I successfully avoided the freshman fifteen. And despite everyone’s assurances, I didn’t gain any weight my first year of marriage. In fact, I hadn’t gained any weight since I was fourteen. For ten years, I fluctuated between a ghastly 105 and an unhealthy 112. My slim frame was not from lack of trying. After years of my GI badgering me, I tried to supplement my meals with milkshakes, boost, and pasta. And yet, despite eating whatever I wanted, whenever I wanted, I didn’t gain a pound.
My roommate post-transplant was an older woman who had a successful double-lung transplant a few years back.
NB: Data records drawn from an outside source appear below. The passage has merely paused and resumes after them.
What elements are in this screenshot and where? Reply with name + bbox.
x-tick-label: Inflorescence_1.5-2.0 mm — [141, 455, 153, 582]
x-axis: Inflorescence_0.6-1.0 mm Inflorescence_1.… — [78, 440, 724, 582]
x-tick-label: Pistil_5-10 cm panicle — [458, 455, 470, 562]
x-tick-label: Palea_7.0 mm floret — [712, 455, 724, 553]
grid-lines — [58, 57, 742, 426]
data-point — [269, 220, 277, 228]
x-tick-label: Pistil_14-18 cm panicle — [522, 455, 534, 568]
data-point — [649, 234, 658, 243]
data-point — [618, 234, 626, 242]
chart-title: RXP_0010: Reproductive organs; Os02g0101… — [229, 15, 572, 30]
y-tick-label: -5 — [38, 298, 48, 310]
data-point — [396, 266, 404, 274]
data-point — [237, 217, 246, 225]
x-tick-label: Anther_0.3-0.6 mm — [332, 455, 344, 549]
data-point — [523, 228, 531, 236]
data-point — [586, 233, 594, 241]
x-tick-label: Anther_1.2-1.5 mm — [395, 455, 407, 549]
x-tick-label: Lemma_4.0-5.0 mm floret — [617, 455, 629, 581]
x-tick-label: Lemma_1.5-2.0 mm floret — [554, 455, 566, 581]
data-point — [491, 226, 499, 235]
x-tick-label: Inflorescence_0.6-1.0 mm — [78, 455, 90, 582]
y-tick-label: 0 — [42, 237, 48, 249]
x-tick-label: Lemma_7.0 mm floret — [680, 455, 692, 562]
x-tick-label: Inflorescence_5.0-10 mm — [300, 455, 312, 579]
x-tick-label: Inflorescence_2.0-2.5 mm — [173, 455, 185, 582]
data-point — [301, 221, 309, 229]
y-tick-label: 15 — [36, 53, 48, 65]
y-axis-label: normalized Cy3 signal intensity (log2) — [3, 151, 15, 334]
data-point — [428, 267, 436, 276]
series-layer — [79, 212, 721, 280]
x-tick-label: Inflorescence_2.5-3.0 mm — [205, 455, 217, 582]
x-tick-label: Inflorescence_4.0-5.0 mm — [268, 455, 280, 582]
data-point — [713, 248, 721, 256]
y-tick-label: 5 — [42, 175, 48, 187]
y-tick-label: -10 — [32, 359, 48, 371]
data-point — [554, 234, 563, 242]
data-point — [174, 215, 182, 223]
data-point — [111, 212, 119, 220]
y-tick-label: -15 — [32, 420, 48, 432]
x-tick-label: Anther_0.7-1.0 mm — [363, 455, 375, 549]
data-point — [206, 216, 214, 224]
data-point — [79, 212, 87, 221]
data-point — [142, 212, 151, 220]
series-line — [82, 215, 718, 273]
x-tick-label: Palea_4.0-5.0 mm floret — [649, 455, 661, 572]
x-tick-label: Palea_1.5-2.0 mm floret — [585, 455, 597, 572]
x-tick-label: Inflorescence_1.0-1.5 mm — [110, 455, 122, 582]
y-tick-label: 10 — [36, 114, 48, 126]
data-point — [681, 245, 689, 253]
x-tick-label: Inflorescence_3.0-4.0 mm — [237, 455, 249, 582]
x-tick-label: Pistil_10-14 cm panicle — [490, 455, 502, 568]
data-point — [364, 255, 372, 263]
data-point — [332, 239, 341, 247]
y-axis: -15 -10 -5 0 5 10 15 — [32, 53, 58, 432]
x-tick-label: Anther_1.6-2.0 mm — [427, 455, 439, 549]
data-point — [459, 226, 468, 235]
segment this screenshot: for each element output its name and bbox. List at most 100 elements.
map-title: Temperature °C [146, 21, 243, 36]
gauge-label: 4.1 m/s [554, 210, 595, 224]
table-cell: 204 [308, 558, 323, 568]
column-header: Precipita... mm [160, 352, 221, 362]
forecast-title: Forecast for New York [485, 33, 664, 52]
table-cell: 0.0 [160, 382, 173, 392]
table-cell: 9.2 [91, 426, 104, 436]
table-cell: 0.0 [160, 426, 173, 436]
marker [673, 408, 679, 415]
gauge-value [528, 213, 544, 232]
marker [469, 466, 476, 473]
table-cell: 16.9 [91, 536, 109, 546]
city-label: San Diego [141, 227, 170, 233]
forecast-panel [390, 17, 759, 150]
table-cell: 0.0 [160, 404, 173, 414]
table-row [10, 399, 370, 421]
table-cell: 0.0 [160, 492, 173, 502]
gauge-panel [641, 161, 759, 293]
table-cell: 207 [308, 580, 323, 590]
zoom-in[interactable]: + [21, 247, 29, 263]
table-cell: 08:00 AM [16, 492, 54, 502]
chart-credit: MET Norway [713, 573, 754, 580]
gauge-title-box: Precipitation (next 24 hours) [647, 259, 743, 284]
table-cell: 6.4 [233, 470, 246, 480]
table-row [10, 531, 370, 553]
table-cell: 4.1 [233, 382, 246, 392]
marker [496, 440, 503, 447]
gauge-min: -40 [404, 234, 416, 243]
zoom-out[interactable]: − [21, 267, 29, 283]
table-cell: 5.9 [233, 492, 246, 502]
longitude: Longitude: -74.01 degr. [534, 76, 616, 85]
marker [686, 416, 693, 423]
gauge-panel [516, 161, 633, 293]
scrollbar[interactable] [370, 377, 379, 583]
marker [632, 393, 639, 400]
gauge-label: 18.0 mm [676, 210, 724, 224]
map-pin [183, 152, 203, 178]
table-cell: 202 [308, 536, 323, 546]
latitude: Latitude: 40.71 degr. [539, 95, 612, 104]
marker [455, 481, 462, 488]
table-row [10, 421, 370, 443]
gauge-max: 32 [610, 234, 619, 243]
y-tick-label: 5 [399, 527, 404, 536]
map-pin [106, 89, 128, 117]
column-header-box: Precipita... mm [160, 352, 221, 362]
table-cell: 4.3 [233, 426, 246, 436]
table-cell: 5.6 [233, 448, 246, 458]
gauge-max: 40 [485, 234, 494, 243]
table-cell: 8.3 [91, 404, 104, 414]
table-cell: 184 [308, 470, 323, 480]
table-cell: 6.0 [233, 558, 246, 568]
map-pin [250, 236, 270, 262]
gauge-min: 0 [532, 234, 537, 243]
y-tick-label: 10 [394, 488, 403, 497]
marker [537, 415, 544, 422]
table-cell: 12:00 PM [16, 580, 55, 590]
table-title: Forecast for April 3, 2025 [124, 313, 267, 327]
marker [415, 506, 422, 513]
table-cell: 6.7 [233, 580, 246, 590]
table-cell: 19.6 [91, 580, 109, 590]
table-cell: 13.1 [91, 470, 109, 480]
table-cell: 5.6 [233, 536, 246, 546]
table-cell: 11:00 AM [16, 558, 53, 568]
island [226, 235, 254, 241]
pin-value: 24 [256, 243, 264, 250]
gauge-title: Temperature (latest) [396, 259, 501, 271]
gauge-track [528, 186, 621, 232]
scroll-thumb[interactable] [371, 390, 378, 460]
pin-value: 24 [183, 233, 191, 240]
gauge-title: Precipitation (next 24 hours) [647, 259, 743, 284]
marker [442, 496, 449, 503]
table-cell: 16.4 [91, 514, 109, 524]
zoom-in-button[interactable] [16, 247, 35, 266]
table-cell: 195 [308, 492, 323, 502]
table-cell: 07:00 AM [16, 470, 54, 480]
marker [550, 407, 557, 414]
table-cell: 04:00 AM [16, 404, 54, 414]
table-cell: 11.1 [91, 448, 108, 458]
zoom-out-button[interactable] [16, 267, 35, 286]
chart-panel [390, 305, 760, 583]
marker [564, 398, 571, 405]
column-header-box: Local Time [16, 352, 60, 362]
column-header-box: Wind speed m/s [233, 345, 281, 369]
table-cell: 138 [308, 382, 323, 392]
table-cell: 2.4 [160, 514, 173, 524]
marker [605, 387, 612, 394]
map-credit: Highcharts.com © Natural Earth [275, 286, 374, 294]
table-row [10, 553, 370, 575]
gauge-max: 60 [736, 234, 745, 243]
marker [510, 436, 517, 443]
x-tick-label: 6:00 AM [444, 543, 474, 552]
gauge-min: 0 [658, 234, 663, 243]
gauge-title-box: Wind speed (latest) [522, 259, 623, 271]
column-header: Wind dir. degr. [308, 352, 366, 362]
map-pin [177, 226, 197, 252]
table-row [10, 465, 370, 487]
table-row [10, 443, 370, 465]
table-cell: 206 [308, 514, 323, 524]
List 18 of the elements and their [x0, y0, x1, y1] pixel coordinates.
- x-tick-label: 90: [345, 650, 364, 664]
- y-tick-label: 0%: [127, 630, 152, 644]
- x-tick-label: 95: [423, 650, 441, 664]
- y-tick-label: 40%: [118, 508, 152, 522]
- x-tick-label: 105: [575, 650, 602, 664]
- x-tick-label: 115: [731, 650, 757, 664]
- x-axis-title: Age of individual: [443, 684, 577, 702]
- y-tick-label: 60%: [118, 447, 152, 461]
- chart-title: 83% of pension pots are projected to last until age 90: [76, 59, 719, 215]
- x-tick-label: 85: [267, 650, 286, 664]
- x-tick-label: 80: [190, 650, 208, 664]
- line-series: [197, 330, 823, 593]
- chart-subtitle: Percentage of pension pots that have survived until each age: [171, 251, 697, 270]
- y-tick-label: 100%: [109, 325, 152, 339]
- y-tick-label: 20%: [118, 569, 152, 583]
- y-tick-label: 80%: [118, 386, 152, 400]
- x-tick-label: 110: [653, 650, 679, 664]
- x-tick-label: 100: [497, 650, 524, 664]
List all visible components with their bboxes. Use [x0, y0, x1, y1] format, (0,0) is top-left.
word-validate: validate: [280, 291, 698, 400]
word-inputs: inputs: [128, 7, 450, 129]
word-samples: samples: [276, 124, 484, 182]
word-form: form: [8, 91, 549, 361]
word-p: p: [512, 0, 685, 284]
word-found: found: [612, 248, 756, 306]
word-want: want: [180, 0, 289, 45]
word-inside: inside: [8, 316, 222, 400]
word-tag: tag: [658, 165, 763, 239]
She was back in the hospital for a minor infection but was extremely positive about the post-transplant lifestyle. One day, as I slowly walked the busy hallways, trying to regain my strength, we struck up a conversation. After discussing our surgeries and getting to the topic of recovery, my roommate made a funny joke. “Oh, you are gonna gain some weight now. Let me tell you,” she chuckled in a hearty drawl. “No way,” I protested. “I still have Crohn’s disease so nothing is going to change.” “You wait and see,” she continued, “I gained forty pounds post-transplant. Between the prednisone and your new lease on life, you eat. And believe me, you eat a lot.” I shrugged her off and continued on my walk, slowly recovering.
I now look back at that conversation as a heralded warning, a voice to the future that I should have been paying attention to. I’ve gained twenty pounds since transplant and slowly upping that total daily. Between the prednisone and my new rigorous appetite, my once foul-proof metabolism seems to be slowing down. Of course, I’m still a healthy weight but for some transplant patients, weight gain can become another obstacle to overcome. Transplant patients are at high risk for diabetes and high cholesterol. The dual impact of immuno-suppressive drugs and weight gain can create a cascading effect that ultimately puts the new organ in danger.
In a few weeks, I’ll be taken off of the prednisone, the biggest culprit to my increased appetite. Between physical therapy and holding the babies, I now work out a few times a week. My diet of fried food, ice cream, and Jelly Belly’s isn’t going to change though. And so I’m hoping I can turn this weight into something good, a sign of health for the first time in ten years. As my GI so shrewdly put it, “I love a chubby IBD patient.”